The Arkansas Blog is reporting that Gov. Beebe will make more money available for scholarships:
“After receiving previously unreleased figures from the Arkansas Lottery Commission about available scholarship monies, Governor Mike Beebe has asked the Arkansas Department of Higher Education to fund an additional $5.9 million in lottery scholarships….
The additional funding will provide scholarships for the approximately 400 students remaining on the two-year institution waiting list, and for nearly 1,000 students on the four-year institution waiting list.”
This is good news for some. And Beebe should be commended for acting swiftly.
But thousands of people in the non-traditional category still won’t get scholarships. And, unfortunately, it seems like the poorly constructed decision-rules for allocating scholarships had the effect of denying funds to thousands of students who were academically deserving. Simply by looking at the numbers (30,000-ish non-traditional students denied for lack of funds in their category) anyone can discern that the bar had to be set extremely high for “non-traditional” students, while students in the other two categories were completely funded.
In the end, sitting out a semester, or simply taking classes part-time for a single semester, was enough to deny scholarships to A students while doling them out to C students. Someone ought to be held accountable for that blunder.
The numbers are still unclear. I think that, based upon the numbers cited in the original press release (see my earlier post here) and the numbers cited in the Dem-Gaz (article here), it sounds like around 30,000 students who qualified in the non-traditional category were not initially funded. Max Brantley (informed by Beebe spokesman Matt DeCample) thinks this number is much lower, because many of the 30,000 weren’t eligible anyway. He thinks only around 4,000 who qualified were left unfunded.
I hope he’s right, but I’m skeptical.
You would think the ADHE could manage a straightforward press release.

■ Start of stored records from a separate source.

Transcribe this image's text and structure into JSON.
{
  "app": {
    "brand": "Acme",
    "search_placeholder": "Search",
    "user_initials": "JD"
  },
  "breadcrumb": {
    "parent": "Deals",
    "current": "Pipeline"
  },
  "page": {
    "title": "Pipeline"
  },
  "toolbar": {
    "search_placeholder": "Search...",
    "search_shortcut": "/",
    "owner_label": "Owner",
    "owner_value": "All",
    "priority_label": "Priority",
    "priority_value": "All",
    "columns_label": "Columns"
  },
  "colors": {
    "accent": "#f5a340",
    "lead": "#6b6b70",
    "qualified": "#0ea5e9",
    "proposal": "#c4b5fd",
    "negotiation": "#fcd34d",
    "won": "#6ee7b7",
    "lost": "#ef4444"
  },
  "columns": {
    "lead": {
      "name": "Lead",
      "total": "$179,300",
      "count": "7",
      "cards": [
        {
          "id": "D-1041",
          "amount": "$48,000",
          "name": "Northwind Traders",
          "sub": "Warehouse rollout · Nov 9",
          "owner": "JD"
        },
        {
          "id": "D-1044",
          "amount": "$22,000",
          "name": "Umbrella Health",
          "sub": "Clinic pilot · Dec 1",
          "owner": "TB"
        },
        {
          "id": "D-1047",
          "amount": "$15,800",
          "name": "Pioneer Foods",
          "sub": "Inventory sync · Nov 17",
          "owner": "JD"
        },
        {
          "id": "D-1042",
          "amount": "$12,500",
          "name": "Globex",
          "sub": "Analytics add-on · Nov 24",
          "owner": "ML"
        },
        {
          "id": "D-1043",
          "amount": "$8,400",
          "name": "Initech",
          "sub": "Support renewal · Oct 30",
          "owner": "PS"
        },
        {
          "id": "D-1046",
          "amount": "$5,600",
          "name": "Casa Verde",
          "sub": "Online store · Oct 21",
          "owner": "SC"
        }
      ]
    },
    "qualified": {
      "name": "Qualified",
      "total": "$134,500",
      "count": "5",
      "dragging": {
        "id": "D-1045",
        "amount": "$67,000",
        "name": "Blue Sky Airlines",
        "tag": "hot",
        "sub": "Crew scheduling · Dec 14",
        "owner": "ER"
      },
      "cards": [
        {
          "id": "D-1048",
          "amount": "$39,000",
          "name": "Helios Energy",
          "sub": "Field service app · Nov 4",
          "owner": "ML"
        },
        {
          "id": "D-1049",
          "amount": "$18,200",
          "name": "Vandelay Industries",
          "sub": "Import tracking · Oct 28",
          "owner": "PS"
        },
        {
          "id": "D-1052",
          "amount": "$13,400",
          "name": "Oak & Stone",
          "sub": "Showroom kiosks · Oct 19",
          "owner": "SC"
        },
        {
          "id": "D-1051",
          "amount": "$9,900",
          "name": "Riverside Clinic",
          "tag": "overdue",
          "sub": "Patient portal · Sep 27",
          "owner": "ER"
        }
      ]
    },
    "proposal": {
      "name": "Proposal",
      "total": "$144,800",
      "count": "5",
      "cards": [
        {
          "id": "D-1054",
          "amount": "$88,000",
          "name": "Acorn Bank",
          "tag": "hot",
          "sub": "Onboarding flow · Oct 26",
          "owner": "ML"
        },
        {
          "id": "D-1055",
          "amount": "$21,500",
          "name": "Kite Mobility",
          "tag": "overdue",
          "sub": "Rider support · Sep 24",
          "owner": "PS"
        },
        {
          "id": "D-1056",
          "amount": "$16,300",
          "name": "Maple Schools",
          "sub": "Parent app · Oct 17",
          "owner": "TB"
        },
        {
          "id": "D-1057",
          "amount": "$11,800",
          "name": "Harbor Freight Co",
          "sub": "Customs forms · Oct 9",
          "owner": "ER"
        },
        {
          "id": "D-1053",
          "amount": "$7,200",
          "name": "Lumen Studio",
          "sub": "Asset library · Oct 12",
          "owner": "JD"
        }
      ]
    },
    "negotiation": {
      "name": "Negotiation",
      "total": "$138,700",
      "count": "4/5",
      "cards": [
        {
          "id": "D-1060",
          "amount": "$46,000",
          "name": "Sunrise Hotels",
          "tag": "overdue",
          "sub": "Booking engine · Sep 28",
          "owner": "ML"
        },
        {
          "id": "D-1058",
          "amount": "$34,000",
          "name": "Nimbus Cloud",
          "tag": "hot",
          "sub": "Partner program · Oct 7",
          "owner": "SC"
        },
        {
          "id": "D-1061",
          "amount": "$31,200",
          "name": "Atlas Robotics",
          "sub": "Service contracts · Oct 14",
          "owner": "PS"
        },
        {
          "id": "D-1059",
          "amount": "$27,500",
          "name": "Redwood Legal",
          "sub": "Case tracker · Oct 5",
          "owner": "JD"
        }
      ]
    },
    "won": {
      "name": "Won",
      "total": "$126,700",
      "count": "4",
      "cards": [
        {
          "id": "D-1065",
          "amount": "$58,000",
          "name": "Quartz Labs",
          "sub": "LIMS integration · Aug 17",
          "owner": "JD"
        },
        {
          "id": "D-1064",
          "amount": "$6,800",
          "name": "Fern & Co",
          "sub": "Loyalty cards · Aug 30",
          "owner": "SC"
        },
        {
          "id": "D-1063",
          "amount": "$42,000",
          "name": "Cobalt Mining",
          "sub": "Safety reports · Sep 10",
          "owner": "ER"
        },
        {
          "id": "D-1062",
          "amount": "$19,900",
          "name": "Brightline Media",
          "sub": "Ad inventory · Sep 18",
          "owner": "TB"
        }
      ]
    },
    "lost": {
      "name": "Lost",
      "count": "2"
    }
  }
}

If only 4,000 qualified applicants were denied (as opposed to 30,000!), doesn’t it seem like that’s a bit of information they would want to disseminate sooner than later?
Again, here is how they put it:
State Triples Academic Challenge Scholarships We had 54,533 applications
A total of 25,445 students will receive the Academic Challenge scholarships next year…
There are 4 types of student receiving funding:
4,906 are students who were awarded the Academic challenge in previous years.
12,389 traditional students have been offered the award
Of the 36,697 nontraditional students:
4,550 met the Current achiever definition and were offered the scholarship
3,600 will be offered the Nontraditional scholarship.
About 30,000 students will not be funded”
The Dem -Gaz said:
“The “nontraditional” category is for students who have not been in college continuously or are starting college some years after graduating from high school. About 36,000 applied in that category, but only 3,600 were offered scholarships.”
I expect someone will get it figured out eventually.